As part of the new agreement, Huayi will claim 43 percent of box office receipts while theater chains will claim 57 percent if the gross is less than 300 million yuan ($47 million). Should the gross exceed 300 million yuan, theater chains will have the right to a 55 percent share and the remainder will go to Huayi.
In a rare move, Chinese studio Bona Film Group has secured a $20 million credit line through East West Bank in an effort to finance Chinese films with money borrowed from the United States. East West Bank has a history of lending to individual Chinese productions in the past, however, this marks the first time they have provided a loan for multiple Chinese film productions.
A new study by Ernst & Young predicts that the Chinese box office will surpass the North American box office by the year 2020. According to the study, China's media and entertainment industry is expected to grow at an annual rate of 17% in the five years leading to 2015.
That's not bad news for Hollywood considering that American films still dominate in China. It just means more global business. 6 of the top 10 all-time highest grossing films in China are from Hollywood: Avatar ($203.7 million), Transformers: Dark of the Moon ($172.2 million), Titanic 3D ($155.3 million), Mission: Impossible - Ghost Protocol ($102.5 million), Kung Fu Panda 2 ($95 million) and The Avengers ($91.4 million).

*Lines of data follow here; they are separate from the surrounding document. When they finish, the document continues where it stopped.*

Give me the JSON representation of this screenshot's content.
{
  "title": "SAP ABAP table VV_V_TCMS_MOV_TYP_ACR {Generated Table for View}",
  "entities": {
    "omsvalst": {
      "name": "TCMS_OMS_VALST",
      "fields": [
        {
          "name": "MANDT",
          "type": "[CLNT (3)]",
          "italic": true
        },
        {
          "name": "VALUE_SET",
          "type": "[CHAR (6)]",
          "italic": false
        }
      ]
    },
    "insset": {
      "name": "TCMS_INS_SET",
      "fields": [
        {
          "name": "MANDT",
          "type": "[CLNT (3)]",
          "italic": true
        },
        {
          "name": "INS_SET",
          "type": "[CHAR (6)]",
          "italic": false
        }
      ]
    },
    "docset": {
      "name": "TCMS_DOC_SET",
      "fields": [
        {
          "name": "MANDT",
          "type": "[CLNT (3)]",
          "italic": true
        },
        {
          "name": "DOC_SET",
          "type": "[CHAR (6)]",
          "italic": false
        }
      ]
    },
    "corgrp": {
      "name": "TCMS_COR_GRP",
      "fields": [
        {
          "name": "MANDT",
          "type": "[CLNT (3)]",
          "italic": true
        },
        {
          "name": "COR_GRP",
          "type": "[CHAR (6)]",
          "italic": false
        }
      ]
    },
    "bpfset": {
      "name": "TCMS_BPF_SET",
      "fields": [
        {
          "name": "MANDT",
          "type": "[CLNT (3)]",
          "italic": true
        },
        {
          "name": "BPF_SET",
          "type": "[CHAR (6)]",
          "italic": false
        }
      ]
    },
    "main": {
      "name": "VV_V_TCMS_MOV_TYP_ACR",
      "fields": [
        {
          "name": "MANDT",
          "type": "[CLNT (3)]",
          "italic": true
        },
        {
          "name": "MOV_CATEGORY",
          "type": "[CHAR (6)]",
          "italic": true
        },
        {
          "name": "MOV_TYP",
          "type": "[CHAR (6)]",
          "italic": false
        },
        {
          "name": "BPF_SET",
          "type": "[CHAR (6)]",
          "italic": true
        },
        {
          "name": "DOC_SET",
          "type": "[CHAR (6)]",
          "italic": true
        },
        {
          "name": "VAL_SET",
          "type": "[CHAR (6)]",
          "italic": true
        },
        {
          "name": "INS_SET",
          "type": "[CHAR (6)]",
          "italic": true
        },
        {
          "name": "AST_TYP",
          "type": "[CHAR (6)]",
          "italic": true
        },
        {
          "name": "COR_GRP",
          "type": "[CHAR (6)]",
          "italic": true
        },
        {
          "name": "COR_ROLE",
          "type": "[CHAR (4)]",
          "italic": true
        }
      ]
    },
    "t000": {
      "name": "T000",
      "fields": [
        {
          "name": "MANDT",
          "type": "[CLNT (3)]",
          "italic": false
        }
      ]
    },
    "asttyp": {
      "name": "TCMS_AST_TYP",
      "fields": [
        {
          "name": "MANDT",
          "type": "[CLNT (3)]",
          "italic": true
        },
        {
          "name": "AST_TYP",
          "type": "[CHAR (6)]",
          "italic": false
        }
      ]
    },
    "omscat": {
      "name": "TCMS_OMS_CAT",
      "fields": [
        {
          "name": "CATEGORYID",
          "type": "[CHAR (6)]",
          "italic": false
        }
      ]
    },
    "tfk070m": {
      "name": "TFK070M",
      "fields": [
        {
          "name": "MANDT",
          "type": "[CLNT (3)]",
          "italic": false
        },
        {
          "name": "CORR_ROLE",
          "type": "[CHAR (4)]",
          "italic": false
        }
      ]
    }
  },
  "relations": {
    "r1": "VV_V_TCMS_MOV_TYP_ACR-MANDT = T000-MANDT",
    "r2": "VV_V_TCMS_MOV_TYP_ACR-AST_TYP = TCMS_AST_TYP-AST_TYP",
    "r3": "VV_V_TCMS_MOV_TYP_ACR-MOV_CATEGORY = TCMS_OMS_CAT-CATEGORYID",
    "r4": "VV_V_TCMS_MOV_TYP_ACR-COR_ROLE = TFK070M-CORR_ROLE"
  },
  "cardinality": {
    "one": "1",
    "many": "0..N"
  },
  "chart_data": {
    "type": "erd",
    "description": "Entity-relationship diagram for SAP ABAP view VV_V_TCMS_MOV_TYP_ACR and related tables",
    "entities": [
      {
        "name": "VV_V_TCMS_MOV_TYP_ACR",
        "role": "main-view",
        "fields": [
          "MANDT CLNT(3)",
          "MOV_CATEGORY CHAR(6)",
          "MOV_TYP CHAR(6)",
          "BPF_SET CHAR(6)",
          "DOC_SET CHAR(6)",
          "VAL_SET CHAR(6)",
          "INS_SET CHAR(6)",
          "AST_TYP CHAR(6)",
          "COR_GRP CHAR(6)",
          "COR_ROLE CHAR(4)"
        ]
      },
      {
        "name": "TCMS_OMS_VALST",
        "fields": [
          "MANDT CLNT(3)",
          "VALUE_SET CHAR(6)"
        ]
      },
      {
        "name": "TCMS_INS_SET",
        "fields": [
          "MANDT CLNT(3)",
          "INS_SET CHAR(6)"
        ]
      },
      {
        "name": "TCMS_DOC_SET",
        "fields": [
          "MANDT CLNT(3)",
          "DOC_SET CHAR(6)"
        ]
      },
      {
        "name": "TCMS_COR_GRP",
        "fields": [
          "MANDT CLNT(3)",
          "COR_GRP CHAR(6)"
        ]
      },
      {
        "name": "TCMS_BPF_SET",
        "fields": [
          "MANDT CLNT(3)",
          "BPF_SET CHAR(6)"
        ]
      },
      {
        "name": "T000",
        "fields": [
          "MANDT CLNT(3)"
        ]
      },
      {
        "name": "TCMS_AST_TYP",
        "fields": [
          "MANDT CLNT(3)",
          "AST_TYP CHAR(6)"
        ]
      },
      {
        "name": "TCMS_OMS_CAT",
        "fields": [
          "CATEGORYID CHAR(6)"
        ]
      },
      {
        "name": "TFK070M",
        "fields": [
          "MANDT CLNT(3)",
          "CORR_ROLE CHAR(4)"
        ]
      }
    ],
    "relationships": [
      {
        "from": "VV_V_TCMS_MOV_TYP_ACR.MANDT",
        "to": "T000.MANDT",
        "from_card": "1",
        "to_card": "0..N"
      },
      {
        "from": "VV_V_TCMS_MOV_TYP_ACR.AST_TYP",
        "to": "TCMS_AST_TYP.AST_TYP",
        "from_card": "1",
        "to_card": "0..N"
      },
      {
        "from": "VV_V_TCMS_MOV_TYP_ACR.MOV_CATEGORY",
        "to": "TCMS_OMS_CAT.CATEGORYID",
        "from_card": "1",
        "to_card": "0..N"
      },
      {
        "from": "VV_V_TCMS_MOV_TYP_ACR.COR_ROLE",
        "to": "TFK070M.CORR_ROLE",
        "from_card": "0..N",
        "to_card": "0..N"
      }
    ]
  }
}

Back to 1942, the latest film from director Feng Xiaogang (If You Are The One 2), shines a light on an overlooked part of Chinese history: a famine in 1942 that led to the death of 7 million people.
With a $34 million budget and a cast that includes Adrien Brody and Tim Robbins, expectations are high for Back to 1942. The drama will not have to open at the same time as any American films, but it will face tough competition from the current #1 film in China: Life of Pi.
Back to 1942 opens in China on November 29 and in North America on November 30.
After spending two weeks in first place, Hong Kong's Cold War has been toppled by two American films: Life of Pi and 2012 3D.
Life of Pi grabbed the top spot with $16.1 million. Ang Lee's latest is also of to a good start in Taiwan with $2.3 million and Hong Kong with $1.4 million.
After the success of Titanic 3D earlier this year, China asked for more 3D flicks. The result: 2012 3D, a converted version of Roland Emmerich's disaster film. 2012 3D debuted to a healthy $14.3 million this week. The converted version has not been released in North America.
Cold War dropped to third place this weekend with $7.6 million for a Chinese total of $36.7 million. The drama has earned $4.4 million in Hong Kong.
Wreck-It Ralph finished in fourth with $1.3 million for a total of $9.7 million. The Disney release is coming up short compared to other recent animated films such as Kung Fu Panda 2 ($95 million), Ice Age: Continental Drift ($73 million) and The Smurfs ($41.2 million).
Rise of the Guardians is also a disappointment. The holiday-themed flick rounded out the top five with $1.1 million for a total of $4 million.